The prospective targets were coastal Soviet navy and submarine bases. Though lacking pinpoint accuracy, the missiles' nuclear payload meant they could vaporize installations even if they were a few miles off course.
"There were people in the Navy who realized that if you put an atomic weapon on a submarine, you would have the Cold War's ultimate weapon. If you could do that, your opponent would fear making a first strike against you," said Nick Spark, who recently finished a documentary entitled "Regulus: The First Nuclear Missile Submarines."


Spark said the five Regulus submarine crews have been almost totally forgotten. "From 1958 to 1964, these subs patrolled off the coast of the Soviet Union," he said. "During the Cuban Missile Crisis, they sat off the Soviet coast on full alert."

He said the process of interviewing Regulus alumni for the film proved rewarding for all involved. "Many said they couldn't wait to get the film in the mail so they could finally tell their kids what they had done," he said.
Before Regulus there was the Loon, an updated copy of the German V-1 rocket lobbed at England during World War II. The first Loon was fired in 1946 from a beach at Point Mugu and crashed just a mile offshore.
"In the time I was there, we discovered a new guidance system based on radar," said Pat Murphy, 82, a former sub commander from Santa Barbara who helped direct the Loon project. "Then the Regulus came along, which was a pilotless aircraft that flew at 30,000 feet with a range of 400 or so miles."
To minimize expenses, the 33-foot Regulus missile could be landed and reused. Pilots flying beside it would land it via remote control on San Nicolas Island or Edwards Air Force Base.
"We had to keep visual contact at all times, even in the clouds," Thayer said. "It was extremely difficult, but when it was operating correctly it was the smoothest thing going. It would go from zero to 240 mph in two seconds."

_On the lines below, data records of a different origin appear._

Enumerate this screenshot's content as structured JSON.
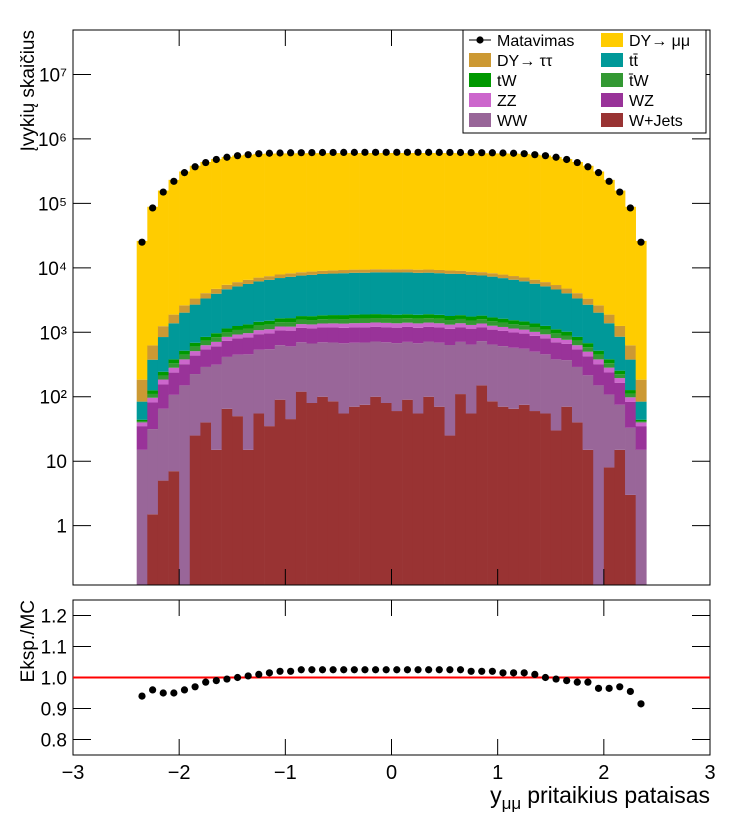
{
  "chart_data": [
    {
      "type": "stacked-histogram",
      "ylabel": "Įvykių skaičius",
      "log_scale": true,
      "legend_position": "top-right",
      "xlim": [
        -3,
        3
      ],
      "ylim": [
        0.12,
        49000000
      ],
      "yticks": [
        1,
        10,
        {
          "value": 100,
          "label": "10²"
        },
        {
          "value": 1000,
          "label": "10³"
        },
        {
          "value": 10000,
          "label": "10⁴"
        },
        {
          "value": 100000,
          "label": "10⁵"
        },
        {
          "value": 1000000,
          "label": "10⁶"
        },
        {
          "value": 10000000,
          "label": "10⁷"
        }
      ],
      "bins": [
        -2.4,
        -2.3,
        -2.2,
        -2.1,
        -2,
        -1.9,
        -1.8,
        -1.7,
        -1.6,
        -1.5,
        -1.4,
        -1.3,
        -1.2,
        -1.1,
        -1,
        -0.9,
        -0.8,
        -0.7,
        -0.6,
        -0.5,
        -0.4,
        -0.3,
        -0.2,
        -0.1,
        0,
        0.1,
        0.2,
        0.3,
        0.4,
        0.5,
        0.6,
        0.7,
        0.8,
        0.9,
        1,
        1.1,
        1.2,
        1.3,
        1.4,
        1.5,
        1.6,
        1.7,
        1.8,
        1.9,
        2,
        2.1,
        2.2,
        2.3,
        2.4
      ],
      "data": {
        "name": "Matavimas",
        "color": "#000000",
        "values": [
          25000,
          85000,
          150000,
          220000,
          300000,
          370000,
          430000,
          480000,
          520000,
          550000,
          570000,
          590000,
          600000,
          605000,
          610000,
          612000,
          614000,
          616000,
          617000,
          618000,
          619000,
          620000,
          620000,
          620000,
          620000,
          620000,
          620000,
          619000,
          618000,
          617000,
          616000,
          614000,
          612000,
          610000,
          605000,
          600000,
          590000,
          570000,
          550000,
          520000,
          480000,
          430000,
          370000,
          300000,
          220000,
          150000,
          85000,
          25000
        ]
      },
      "series": [
        {
          "name": "DY→ μμ",
          "color": "#ffcc00",
          "values": [
            26000,
            88000,
            157000,
            230000,
            310000,
            380000,
            435000,
            482000,
            520000,
            547000,
            563000,
            580000,
            585000,
            588000,
            590000,
            592000,
            593000,
            594000,
            595000,
            595000,
            596000,
            596000,
            596000,
            596000,
            596000,
            596000,
            596000,
            596000,
            595000,
            595000,
            594000,
            593000,
            592000,
            590000,
            588000,
            585000,
            580000,
            563000,
            547000,
            520000,
            482000,
            435000,
            380000,
            310000,
            230000,
            157000,
            88000,
            26000
          ]
        },
        {
          "name": "DY→ ττ",
          "color": "#cc9933",
          "values": [
            100,
            250,
            400,
            500,
            600,
            650,
            700,
            750,
            800,
            850,
            880,
            900,
            920,
            940,
            950,
            960,
            970,
            980,
            990,
            1000,
            1000,
            1000,
            1000,
            1000,
            1000,
            1000,
            1000,
            1000,
            1000,
            990,
            980,
            970,
            960,
            950,
            940,
            920,
            900,
            880,
            850,
            800,
            750,
            700,
            650,
            600,
            500,
            400,
            250,
            100
          ]
        },
        {
          "name": "tt̄",
          "color": "#009999",
          "values": [
            40,
            250,
            600,
            1000,
            1500,
            2000,
            2500,
            3000,
            3500,
            3900,
            4300,
            4700,
            5000,
            5300,
            5600,
            5800,
            6000,
            6200,
            6300,
            6400,
            6500,
            6500,
            6600,
            6600,
            6600,
            6600,
            6500,
            6500,
            6400,
            6300,
            6200,
            6000,
            5800,
            5600,
            5300,
            5000,
            4700,
            4300,
            3900,
            3500,
            3000,
            2500,
            2000,
            1500,
            1000,
            600,
            250,
            40
          ]
        },
        {
          "name": "tW",
          "color": "#009900",
          "values": [
            2,
            15,
            30,
            50,
            70,
            90,
            110,
            130,
            150,
            165,
            180,
            190,
            200,
            210,
            220,
            225,
            230,
            235,
            240,
            245,
            250,
            250,
            250,
            250,
            250,
            250,
            250,
            250,
            245,
            240,
            235,
            230,
            225,
            220,
            210,
            200,
            190,
            180,
            165,
            150,
            130,
            110,
            90,
            70,
            50,
            30,
            15,
            2
          ]
        },
        {
          "name": "t̄W",
          "color": "#339933",
          "values": [
            2,
            14,
            29,
            48,
            68,
            88,
            108,
            127,
            147,
            162,
            176,
            186,
            196,
            206,
            215,
            220,
            225,
            230,
            235,
            240,
            245,
            245,
            245,
            245,
            245,
            245,
            245,
            245,
            240,
            235,
            230,
            225,
            220,
            215,
            206,
            196,
            186,
            176,
            162,
            147,
            127,
            108,
            88,
            68,
            48,
            29,
            14,
            2
          ]
        },
        {
          "name": "ZZ",
          "color": "#cc66cc",
          "values": [
            5,
            15,
            30,
            45,
            60,
            75,
            90,
            105,
            115,
            125,
            135,
            145,
            150,
            160,
            165,
            170,
            175,
            180,
            185,
            190,
            195,
            200,
            200,
            200,
            200,
            200,
            200,
            195,
            190,
            185,
            180,
            175,
            170,
            165,
            160,
            150,
            145,
            135,
            125,
            115,
            105,
            90,
            75,
            60,
            45,
            30,
            15,
            5
          ]
        },
        {
          "name": "WZ",
          "color": "#993399",
          "values": [
            20,
            50,
            90,
            130,
            170,
            210,
            250,
            290,
            320,
            350,
            380,
            400,
            420,
            440,
            455,
            470,
            480,
            490,
            495,
            500,
            500,
            500,
            500,
            500,
            500,
            500,
            500,
            500,
            500,
            495,
            490,
            480,
            470,
            455,
            440,
            420,
            400,
            380,
            350,
            320,
            290,
            250,
            210,
            170,
            130,
            90,
            50,
            20
          ]
        },
        {
          "name": "WW",
          "color": "#996699",
          "values": [
            15,
            30,
            60,
            100,
            150,
            200,
            250,
            300,
            350,
            400,
            440,
            480,
            510,
            540,
            560,
            580,
            590,
            600,
            610,
            620,
            620,
            620,
            620,
            620,
            620,
            620,
            620,
            620,
            620,
            610,
            600,
            590,
            580,
            560,
            540,
            510,
            480,
            440,
            400,
            350,
            300,
            250,
            200,
            150,
            100,
            60,
            30,
            15
          ]
        },
        {
          "name": "W+Jets",
          "color": "#993333",
          "values": [
            0,
            1.5,
            5,
            7,
            0,
            25,
            40,
            15,
            65,
            50,
            15,
            55,
            35,
            90,
            45,
            120,
            80,
            100,
            85,
            55,
            70,
            75,
            100,
            80,
            60,
            90,
            55,
            100,
            70,
            25,
            110,
            55,
            150,
            85,
            70,
            65,
            75,
            60,
            55,
            30,
            70,
            40,
            15,
            0,
            8,
            15,
            3,
            0
          ]
        }
      ]
    },
    {
      "type": "scatter",
      "ylabel": "Eksp./MC",
      "xlabel": {
        "symbol": "y",
        "subscript": "μμ",
        "text": "pritaikius pataisas"
      },
      "xlim": [
        -3,
        3
      ],
      "xticks": [
        {
          "value": -3,
          "label": "−3"
        },
        {
          "value": -2,
          "label": "−2"
        },
        {
          "value": -1,
          "label": "−1"
        },
        0,
        1,
        2,
        3
      ],
      "ylim": [
        0.75,
        1.25
      ],
      "yticks": [
        0.8,
        0.9,
        {
          "value": 1,
          "label": "1.0"
        },
        1.1,
        1.2
      ],
      "reference_line": 1,
      "reference_color": "#ff0000",
      "color": "#000000",
      "x": [
        -2.35,
        -2.25,
        -2.15,
        -2.05,
        -1.95,
        -1.85,
        -1.75,
        -1.65,
        -1.55,
        -1.45,
        -1.35,
        -1.25,
        -1.15,
        -1.05,
        -0.95,
        -0.85,
        -0.75,
        -0.65,
        -0.55,
        -0.45,
        -0.35,
        -0.25,
        -0.15,
        -0.05,
        0.05,
        0.15,
        0.25,
        0.35,
        0.45,
        0.55,
        0.65,
        0.75,
        0.85,
        0.95,
        1.05,
        1.15,
        1.25,
        1.35,
        1.45,
        1.55,
        1.65,
        1.75,
        1.85,
        1.95,
        2.05,
        2.15,
        2.25,
        2.35
      ],
      "values": [
        0.94,
        0.96,
        0.95,
        0.95,
        0.96,
        0.97,
        0.985,
        0.99,
        0.995,
        1.0,
        1.005,
        1.01,
        1.015,
        1.02,
        1.02,
        1.025,
        1.025,
        1.025,
        1.025,
        1.025,
        1.025,
        1.025,
        1.025,
        1.025,
        1.025,
        1.025,
        1.025,
        1.025,
        1.025,
        1.025,
        1.025,
        1.02,
        1.02,
        1.02,
        1.015,
        1.015,
        1.015,
        1.01,
        1.0,
        0.995,
        0.99,
        0.985,
        0.985,
        0.965,
        0.965,
        0.97,
        0.955,
        0.915
      ]
    }
  ]
}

While Thayer flew overhead, life in the submarines below was claustrophobic, hot and dirty.
Harmuth, who wrote a book about life on the Regulus submarines, said it wasn't uncommon to go seven weeks without a shower. Patrols, often in rough seas, lasted up to four months and the crew couldn't even see the missiles take off.
"You couldn't watch a launch from the submarine because the boosters would suck all the air out of the area and you would suffocate," Harmuth said. "You'd hear this giant 'swoosh.' It was like being in a hot sauna, you'd be drenched in sweat."
The Regulus patrols ended in 1964, replaced by subs that carried 16 Polaris missiles with multiple nuclear warheads. It was a quantum leap in technology, solid-state electronics trumping vacuum tubes.
David Stumpf, author of "Regulus: The Forgotten Weapon," said the missile laid the groundwork for today's Tomahawk cruise missiles and modern submarines.
"I am so glad these guys were alive and could do what they did," he said. "I would like to think I had that kind of right stuff. Everyone I talked to was extremely proud of what they did and I have no doubt they would have taken a missile to the target if ordered to do so."